The “camp of the saints” in Ezekiel’s version (Chapters 38 & 39) is one involving a peaceful land of “unwalled” villages which lures the hordes of Gog and Magog to an invasion, a problem resolved by heavenly intervention, and results in the “walled city” of Revelation 21:25 with open gates because “there is no night there.”
Contrasting the Amillennial view with the Postmillennial, we do believe that a shift occurs in the cycles after 2046 AD. While before, in the first half of the Tribulation, each cycle takes the human race downward, afterwards, each cycle takes us upward.
In our next installment, consideration will be given to a theological discussion of more current Postmillennial/Amillennial thinkers in which Newton’s laws of physics plays a more important role than his biblical exegesis.
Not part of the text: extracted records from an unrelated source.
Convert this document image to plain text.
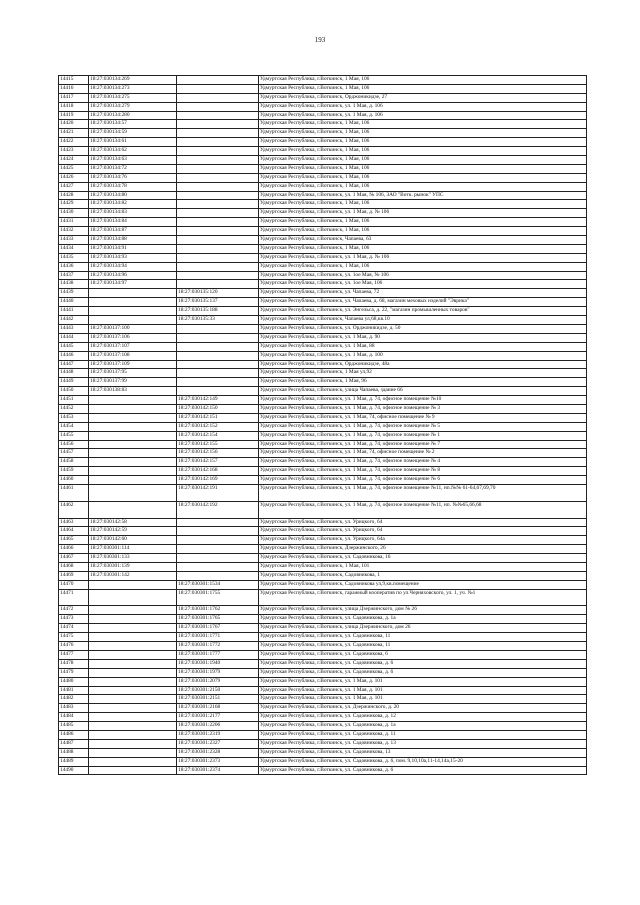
193
14415	18:27:030134:269		Удмуртская Республика, г.Воткинск, 1 Мая, 106
14416	18:27:030134:273		Удмуртская Республика, г.Воткинск, 1 Мая, 106
14417	18:27:030134:275		Удмуртская Республика, г.Воткинск, Орджоникидзе, 27
14418	18:27:030134:279		Удмуртская Республика, г.Воткинск, ул. 1 Мая, д. 106
14419	18:27:030134:280		Удмуртская Республика, г.Воткинск, ул. 1 Мая, д. 106
14420	18:27:030134:57		Удмуртская Республика, г.Воткинск, 1 Мая, 106
14421	18:27:030134:59		Удмуртская Республика, г.Воткинск, 1 Мая, 106
14422	18:27:030134:61		Удмуртская Республика, г.Воткинск, 1 Мая, 106
14423	18:27:030134:62		Удмуртская Республика, г.Воткинск, 1 Мая, 106
14424	18:27:030134:63		Удмуртская Республика, г.Воткинск, 1 Мая, 106
14425	18:27:030134:72		Удмуртская Республика, г.Воткинск, 1 Мая, 106
14426	18:27:030134:76		Удмуртская Республика, г.Воткинск, 1 Мая, 106
14427	18:27:030134:78		Удмуртская Республика, г.Воткинск, 1 Мая, 106
14428	18:27:030134:80		Удмуртская Республика, г.Воткинск, ул. 1 Мая, № 106, ЗАО "Вотк. рынок" УПС
14429	18:27:030134:82		Удмуртская Республика, г.Воткинск, 1 Мая, 106
14430	18:27:030134:83		Удмуртская Республика, г.Воткинск, ул. 1 Мая, д. № 106
14431	18:27:030134:84		Удмуртская Республика, г.Воткинск, 1 Мая, 106
14432	18:27:030134:87		Удмуртская Республика, г.Воткинск, 1 Мая, 106
14433	18:27:030134:88		Удмуртская Республика, г.Воткинск, Чапаева, 63
14434	18:27:030134:91		Удмуртская Республика, г.Воткинск, 1 Мая, 106
14435	18:27:030134:93		Удмуртская Республика, г.Воткинск, ул. 1 Мая, д. № 106
14436	18:27:030134:94		Удмуртская Республика, г.Воткинск, 1 Мая, 106
14437	18:27:030134:96		Удмуртская Республика, г.Воткинск, ул. 1ое Мая, № 106
14438	18:27:030134:97		Удмуртская Республика, г.Воткинск, ул. 1ое Мая, 106
14439		18:27:030135:120	Удмуртская Республика, г.Воткинск, ул. Чапаева, 72
14440		18:27:030135:137	Удмуртская Республика, г.Воткинск, ул. Чапаева, д. 68, магазин меховых изделий "Эврика"
14441		18:27:030135:188	Удмуртская Республика, г.Воткинск, ул. Энгельса, д. 22, "магазин промышленных товаров"
14442		18:27:030135:33	Удмуртская Республика, г.Воткинск, Чапаева ул,68,кв.10
14443	18:27:030137:100		Удмуртская Республика, г.Воткинск, ул. Орджоникидзе, д. 50
14444	18:27:030137:106		Удмуртская Республика, г.Воткинск, ул. 1 Мая, д. 90
14445	18:27:030137:107		Удмуртская Республика, г.Воткинск, ул. 1 Мая, 88
14446	18:27:030137:108		Удмуртская Республика, г.Воткинск, ул. 1 Мая, д. 100
14447	18:27:030137:109		Удмуртская Республика, г.Воткинск, Орджоникидзе, 48а
14448	18:27:030137:95		Удмуртская Республика, г.Воткинск, 1 Мая ул,92
14449	18:27:030137:99		Удмуртская Республика, г.Воткинск, 1 Мая, 96
14450	18:27:030138:83		Удмуртская Республика, г.Воткинск, улица Чапаева, здание 66
14451		18:27:030142:149	Удмуртская Республика, г.Воткинск, ул. 1 Мая, д. 74, офисное помещение №10
14452		18:27:030142:150	Удмуртская Республика, г.Воткинск, ул. 1 Мая, д. 74, офисное помещение № 3
14453		18:27:030142:151	Удмуртская Республика, г.Воткинск, ул. 1 Мая, 74, офисное помещение № 9
14454		18:27:030142:152	Удмуртская Республика, г.Воткинск, ул. 1 Мая, д. 74, офисное помещение № 5
14455		18:27:030142:154	Удмуртская Республика, г.Воткинск, ул. 1 Мая, д. 74, офисное помещение № 1
14456		18:27:030142:155	Удмуртская Республика, г.Воткинск, ул. 1 Мая, д. 74, офисное помещение № 7
14457		18:27:030142:156	Удмуртская Республика, г.Воткинск, ул. 1 Мая, 74, офисное помещение № 2
14458		18:27:030142:157	Удмуртская Республика, г.Воткинск, ул. 1 Мая, д. 74, офисное помещение № 4
14459		18:27:030142:168	Удмуртская Республика, г.Воткинск, ул. 1 Мая, д. 74, офисное помещение № 8
14460		18:27:030142:169	Удмуртская Республика, г.Воткинск, ул. 1 Мая, д. 74, офисное помещение № 6
14461		18:27:030142:191	Удмуртская Республика, г.Воткинск, ул. 1 Мая, д. 74, офисное помещение №11, нп.№№ 61-64,67,69,70
14462		18:27:030142:192	Удмуртская Республика, г.Воткинск, ул. 1 Мая, д. 74, офисное помещение №11, нп. №№65,66,68
14463	18:27:030142:58		Удмуртская Республика, г.Воткинск, ул. Урицкого, 64
14464	18:27:030142:59		Удмуртская Республика, г.Воткинск, ул. Урицкого, 64
14465	18:27:030142:60		Удмуртская Республика, г.Воткинск, ул. Урицкого, 64а
14466	18:27:030301:114		Удмуртская Республика, г.Воткинск, Дзержинского, 26
14467	18:27:030301:133		Удмуртская Республика, г.Воткинск, ул. Садовникова, 16
14468	18:27:030301:139		Удмуртская Республика, г.Воткинск, 1 Мая, 101
14469	18:27:030301:142		Удмуртская Республика, г.Воткинск, Садовникова, 1
14470		18:27:030301:1534	Удмуртская Республика, г.Воткинск, Садовникова ул,9,кв.помещение
14471		18:27:030301:1755	Удмуртская Республика, г.Воткинск, гаражный кооператив по ул.Черняховского, ул. 1, уч. №1
14472		18:27:030301:1762	Удмуртская Республика, г.Воткинск, улица Дзержинского, дом № 26
14473		18:27:030301:1765	Удмуртская Республика, г.Воткинск, ул. Садовникова, д. 1а
14474		18:27:030301:1767	Удмуртская Республика, г.Воткинск, улица Дзержинского, дом 26
14475		18:27:030301:1771	Удмуртская Республика, г.Воткинск, ул. Садовникова, 11
14476		18:27:030301:1772	Удмуртская Республика, г.Воткинск, ул. Садовникова, 11
14477		18:27:030301:1777	Удмуртская Республика, г.Воткинск, ул. Садовникова, 6
14478		18:27:030301:1940	Удмуртская Республика, г.Воткинск, ул. Садовникова, д. 6
14479		18:27:030301:1979	Удмуртская Республика, г.Воткинск, ул. Садовникова, д. 6
14480		18:27:030301:2079	Удмуртская Республика, г.Воткинск, ул. 1 Мая, д. 101
14481		18:27:030301:2150	Удмуртская Республика, г.Воткинск, ул. 1 Мая, д. 101
14482		18:27:030301:2151	Удмуртская Республика, г.Воткинск, ул. 1 Мая, д. 101
14483		18:27:030301:2168	Удмуртская Республика, г.Воткинск, ул. Дзержинского, д. 20
14484		18:27:030301:2177	Удмуртская Республика, г.Воткинск, ул. Садовникова, д. 12
14485		18:27:030301:2206	Удмуртская Республика, г.Воткинск, ул. Садовникова, д. 1а
14486		18:27:030301:2319	Удмуртская Республика, г.Воткинск, ул. Садовникова, д. 11
14487		18:27:030301:2327	Удмуртская Республика, г.Воткинск, ул. Садовникова, д. 13
14488		18:27:030301:2328	Удмуртская Республика, г.Воткинск, ул. Садовникова, 13
14489		18:27:030301:2373	Удмуртская Республика, г.Воткинск, ул. Садовникова, д. 6, пом. 9,10,10а,11-14,14а,15-20
14490		18:27:030301:2374	Удмуртская Республика, г.Воткинск, ул. Садовникова, д. 6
As cited before, Newton says, quoting Daniel’s prophecy:
And in the days of these kings shall the God of heaven set up a kingdom, which shall never be destroyed: and the kingdom shall not be left to other people, but it shall break in pieces and consume all kingdoms and it shall stand for ever. (2:44, cf. p. 35)
But also, by degrees, as Newton notes in another place,
[After which] the judgment is to sit, and they shall take away his dominion, [not at once, but by degrees,] to consume, and to destroy it unto the end. And the kingdom and dominion, and the greatness of the kingdom under the whole heaven shall, [by degrees], be given unto the people of the saints of the most High, whose kingdom is an everlasting kingdom, and all dominions shall serve and obey him.
Daniel 8:26-27 (Newton’s commentary in brackets, See Notes #9)
Notice how Newton believes that Christ’s earthly kingdom is put into force by “the saints” (not angels) and “by degrees,” not by one single event. There is progress and a goal to history. He views prophecy as a description of this redemptive process: the Moral Government of God.